Michelle - just find at least one beautiful thing each day. Like today, I was in the treatment room, and the sun came out from behind the clouds (it is Oregon, after all) and shown on the new green leaves – just beautiful and warm!
You will be surprised and amazed at how strong you really are ...
Happy birthday Karen. At 40, you are young and beautiful! In Italy, when someone has a birthday, we say "100 of these days!" meaning that we wish that person to live 100 more years. Now, let us not overdo, how about 60-70 in your case? How about they find a cure soon and we will all grow old? Let us hope so!
I turned 60 last September, and I could feel that my relatives and my friends perceived my getting there as an especially important achievement. Their presents were unusually expensive, for instance!
For me, however, it is more important to make it to the month of May every year, because I have a fixation with fireflies (or lightning bugs), and when they arrive, my heart fills with joy. Almost every night I step out, or I go to some meadows or woods where I know I will see lots, I sit on the ground or on a stone, and I meditate. They give a sense of space and depth to places, even when it is dark. They make the wood or the field come to life. They are the ”genius loci”, the personification of a place.

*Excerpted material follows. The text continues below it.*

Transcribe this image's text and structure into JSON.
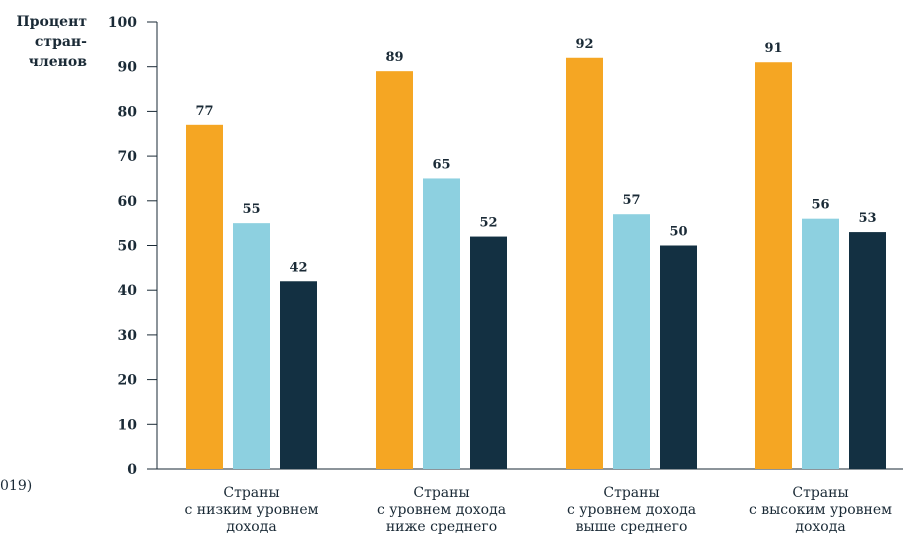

They mark the exact moment in which the day become night. When nature calls, they all rise from the ground and start the search for a mate, to continue their species, in a way which is as artistic as a ballet. Seen from a distance, they remind of the lights on a Christmas tree. Mysterious things they are; I can’t stop being fascinated. In a few days I will encounter them again, and I am very thankful to have made it one more time!
Congrats Karen.
I was diagnosed last May 8th (funny how you remember some dates huh?) and turned 55 on May 1 last week. Been through induction, stem cell, and now am on Revlimid maintenance. Here's to many many more for both of us.
Congratulations, Karen. What good tidings! I was in the usual age group associated with MM diagnoses. I am always glad to hear good stories of our "youngsters" who are also doing well. New drugs and combinations have changed the former picture of myeloma.